Thursday, April 15, 2021

Daunte Wright and the bonfire of the vanities

Styx agrees (see the video below) that twenty-six-year police veteran Kim Potter is at fault for the death of 20-year-old Daunte Wright (whom she shot in the chest) because of her negligence and incompetence.  Allegedly, Potter accidentally reached for the wrong weapon—her gun instead of her taser.  Styx—and I immediately thought the same thing—boggles at the idea that Potter could be so incompetent as not to know which weapon was which.  Did she not train extensively with both weapons?  
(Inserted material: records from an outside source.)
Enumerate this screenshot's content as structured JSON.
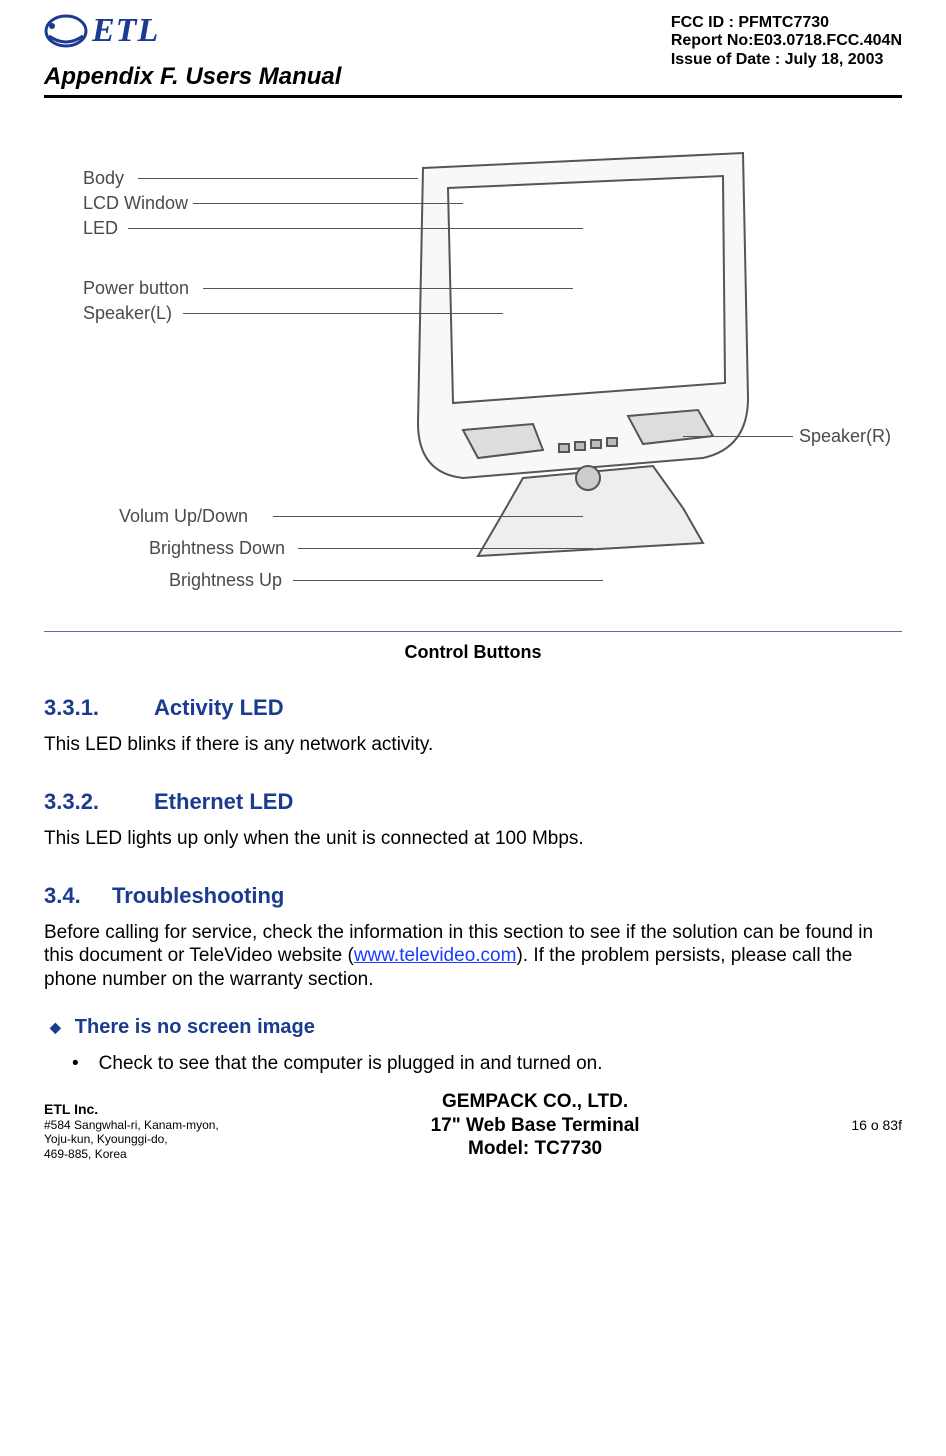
{
  "header": {
    "logo_text": "ETL",
    "fcc_id": "FCC ID : PFMTC7730",
    "report_no": "Report No:E03.0718.FCC.404N",
    "issue_date": "Issue of Date : July 18, 2003",
    "appendix": "Appendix F.  Users Manual"
  },
  "figure": {
    "callouts": {
      "body": "Body",
      "lcd_window": "LCD Window",
      "led": "LED",
      "power_button": "Power button",
      "speaker_l": "Speaker(L)",
      "speaker_r": "Speaker(R)",
      "volume": "Volum Up/Down",
      "bright_down": "Brightness Down",
      "bright_up": "Brightness Up"
    },
    "caption": "Control Buttons"
  },
  "sections": {
    "s331": {
      "num": "3.3.1.",
      "title": "Activity LED",
      "body": "This LED blinks if there is any network activity."
    },
    "s332": {
      "num": "3.3.2.",
      "title": "Ethernet LED",
      "body": "This LED lights up only when the unit is connected at 100 Mbps."
    },
    "s34": {
      "num": "3.4.",
      "title": "Troubleshooting",
      "body_pre": "Before calling for service, check the information in this section to see if the solution can be found in this document or TeleVideo website (",
      "link": "www.televideo.com",
      "body_post": ").  If the problem persists, please call the phone number on the warranty section."
    }
  },
  "bullets": {
    "diamond1": "There is no screen image",
    "dot1": "Check to see that the computer is plugged in and turned on."
  },
  "footer": {
    "company": "ETL Inc.",
    "addr1": "#584 Sangwhal-ri, Kanam-myon,",
    "addr2": "Yoju-kun, Kyounggi-do,",
    "addr3": "469-885, Korea",
    "center1": "GEMPACK CO., LTD.",
    "center2": "17\" Web Base Terminal",
    "center3": "Model: TC7730",
    "page": "16 o 83f"
  }
}
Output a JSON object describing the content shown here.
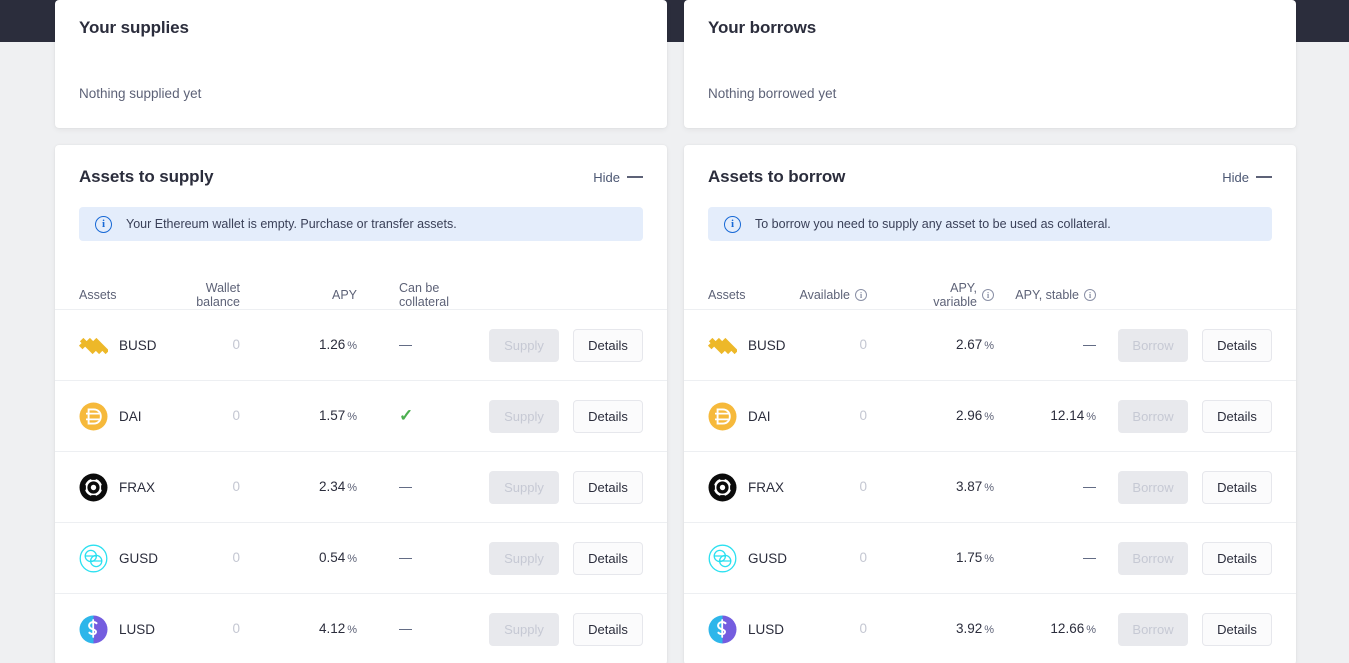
{
  "supplies_panel": {
    "title": "Your supplies",
    "empty_text": "Nothing supplied yet"
  },
  "borrows_panel": {
    "title": "Your borrows",
    "empty_text": "Nothing borrowed yet"
  },
  "supply_table": {
    "title": "Assets to supply",
    "hide_label": "Hide",
    "alert": "Your Ethereum wallet is empty. Purchase or transfer assets.",
    "headers": {
      "assets": "Assets",
      "wallet_balance": "Wallet balance",
      "apy": "APY",
      "can_be_collateral": "Can be collateral"
    },
    "action_label": "Supply",
    "details_label": "Details",
    "rows": [
      {
        "symbol": "BUSD",
        "icon": "busd-icon",
        "balance": "0",
        "apy": "1.26",
        "unit": "%",
        "collateral": "no"
      },
      {
        "symbol": "DAI",
        "icon": "dai-icon",
        "balance": "0",
        "apy": "1.57",
        "unit": "%",
        "collateral": "yes"
      },
      {
        "symbol": "FRAX",
        "icon": "frax-icon",
        "balance": "0",
        "apy": "2.34",
        "unit": "%",
        "collateral": "no"
      },
      {
        "symbol": "GUSD",
        "icon": "gusd-icon",
        "balance": "0",
        "apy": "0.54",
        "unit": "%",
        "collateral": "no"
      },
      {
        "symbol": "LUSD",
        "icon": "lusd-icon",
        "balance": "0",
        "apy": "4.12",
        "unit": "%",
        "collateral": "no"
      }
    ]
  },
  "borrow_table": {
    "title": "Assets to borrow",
    "hide_label": "Hide",
    "alert": "To borrow you need to supply any asset to be used as collateral.",
    "headers": {
      "assets": "Assets",
      "available": "Available",
      "apy_variable": "APY, variable",
      "apy_stable": "APY, stable"
    },
    "action_label": "Borrow",
    "details_label": "Details",
    "rows": [
      {
        "symbol": "BUSD",
        "icon": "busd-icon",
        "available": "0",
        "apy_variable": "2.67",
        "apy_stable": "—",
        "unit": "%"
      },
      {
        "symbol": "DAI",
        "icon": "dai-icon",
        "available": "0",
        "apy_variable": "2.96",
        "apy_stable": "12.14",
        "unit": "%"
      },
      {
        "symbol": "FRAX",
        "icon": "frax-icon",
        "available": "0",
        "apy_variable": "3.87",
        "apy_stable": "—",
        "unit": "%"
      },
      {
        "symbol": "GUSD",
        "icon": "gusd-icon",
        "available": "0",
        "apy_variable": "1.75",
        "apy_stable": "—",
        "unit": "%"
      },
      {
        "symbol": "LUSD",
        "icon": "lusd-icon",
        "available": "0",
        "apy_variable": "3.92",
        "apy_stable": "12.66",
        "unit": "%"
      }
    ]
  },
  "glyphs": {
    "info": "i",
    "dash": "—",
    "check": "✓",
    "percent": "%"
  },
  "colors": {
    "topbar": "#2B2D3C",
    "page_bg": "#EFF0F2",
    "card_bg": "#FFFFFF",
    "alert_bg": "#E4EDFB",
    "info_blue": "#1769D6",
    "check_green": "#4CAF50",
    "muted": "#5D6277"
  }
}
I just looked at a few diagrams of how police officers wear their weapons and equipment.  In some cases, the taser sits on the opposite hip from the firearm.  In other cases, the taser and firearm sit together on the officer's belt.  However, all the diagrams make clear that the motion for unholstering one's gun is completely different from the motion for bringing out one's taser.  Assuming proper training and good muscle memory (which a twenty-six-year veteran ought to have), there should be zero question of which weapon one is bringing to bear.  The excuses for Officer Potter ring hollow, and to me, she can only be seen as incompetent.
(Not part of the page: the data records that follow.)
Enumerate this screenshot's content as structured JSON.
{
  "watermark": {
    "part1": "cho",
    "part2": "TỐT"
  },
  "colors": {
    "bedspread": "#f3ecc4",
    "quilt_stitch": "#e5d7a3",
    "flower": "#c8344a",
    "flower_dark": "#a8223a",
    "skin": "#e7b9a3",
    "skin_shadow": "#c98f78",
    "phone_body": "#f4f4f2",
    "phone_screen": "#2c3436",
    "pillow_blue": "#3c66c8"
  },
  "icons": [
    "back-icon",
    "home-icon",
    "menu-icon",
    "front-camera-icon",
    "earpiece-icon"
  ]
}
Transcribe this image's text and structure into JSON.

People will be tempted to draw certain conclusions from this incident.  Most obviously, the lunatic left will automatically play the race card (Potter is white; Wright was black).  Less obviously, some will mumble and grumble about the folly of placing women in combat situations.  Neither conclusion is legitimate or even justified by this incident.  To broaden the discussion to all women is to engage in the same identity politics as leftists do.  If you want to build a larger case about removing women from the police force (and from the military), then assemble your evidence and make a grand, sweeping case.  In the meantime, it's unwise to extrapolate from a single incident.
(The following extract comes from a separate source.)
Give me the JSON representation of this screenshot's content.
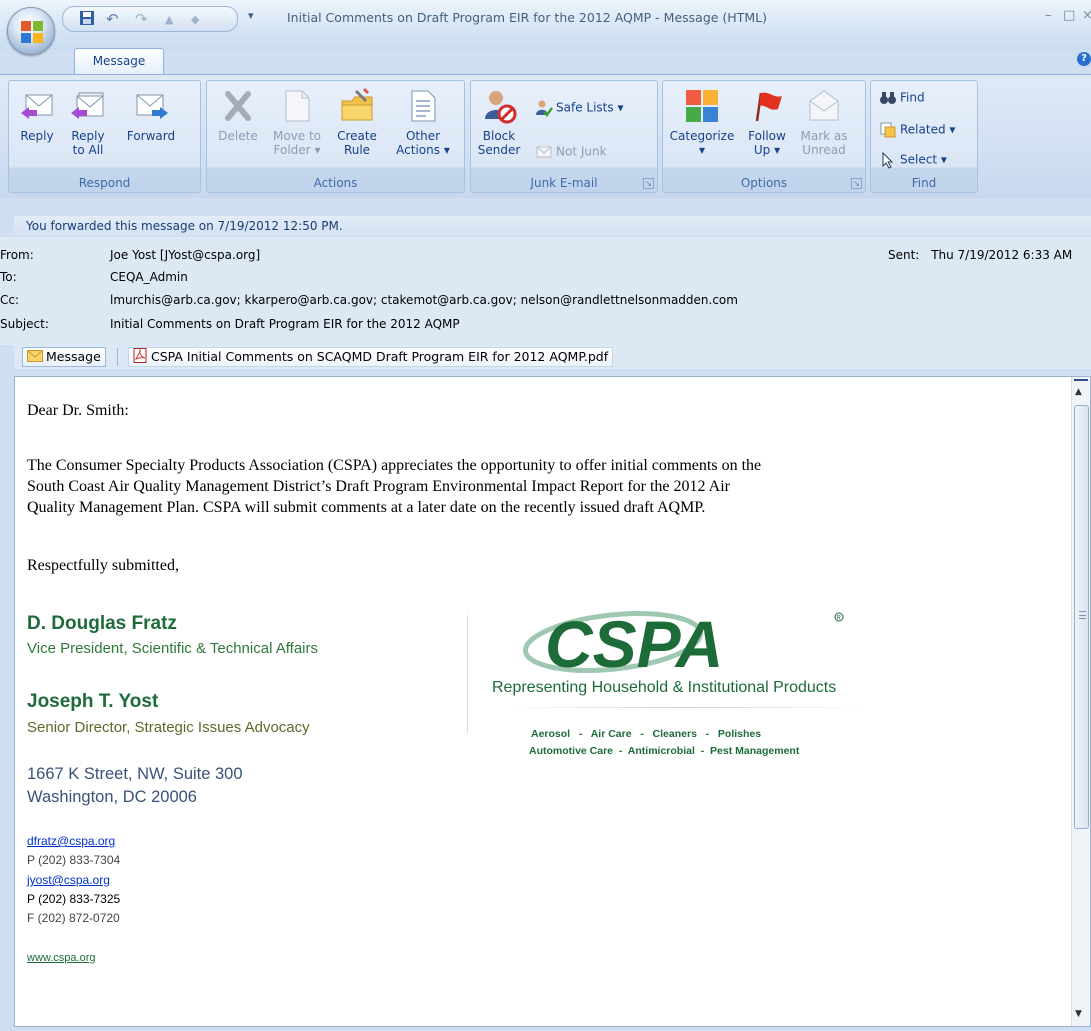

What seems clear (we still await more information) is that Potter was indeed incompetent.  The irony is that she was training another officer when the incident occurred.  Wikipedia says this about the aftermath:

Two days after the shooting, Potter and Brooklyn Center police chief Tim Gannon resigned from their positions, and Potter fled her home after her address was leaked on social media.

The other side of the story is that Wright had been stopped for driving with expired plates (Wright's mother claims her son had been stopped for having air freshener dangling from his rear-view mirror; such air fresheners are apparently illegal in Minnesota).  When the cops pulled his records up on their computer, they saw Wright had a still-open arrest warrant for armed robbery, and that he was likely in violation of his post-bail release because he was once again in possession of a gun.  The cops attempted to arrest Wright, who actively resisted the arrest.  This is when Officer Potter announced she would tase Wright but instead ended up drawing the wrong weapon and shooting the young man in the chest.

Even with the addition of this more cop-sympathetic dimension of the story, Officer Potter still looks incompetent.  I find it hard to sympathize with her; this was more than just "an honest mistake."  At the very least, she ought to be punished for extreme negligence.  I don't know the legal terms for this situation, but I'd say Potter is definitely culpable.  Maybe, as more facts become known, I'll adjust my opinion to the reality, but for now, the evidence surrounding Potter's actions, with its strong implication of rank incompetence, strikes me as fairly damning.

Here's Styx's take:

Responding to the death of Daunte Wright with rioting and looting is, of course, stupid.  Unfortunately, given the emotional maturity of the types of people who are given to rioting, such stupidity is predictably inevitable.  I'd have more sympathy for Minnesota if it hadn't already proven to be a shithole of a state shackled by stupid laws (air freshener?  really?) and run by a malefic asshole of a governor—Tim Walz, who, like Andrew Cuomo, shunted COVID-infected patients into nursing homes.  Walz has also been vocal about the presumed guilt of Officer Derek Chauvin, who is being tried for the murder of George Floyd.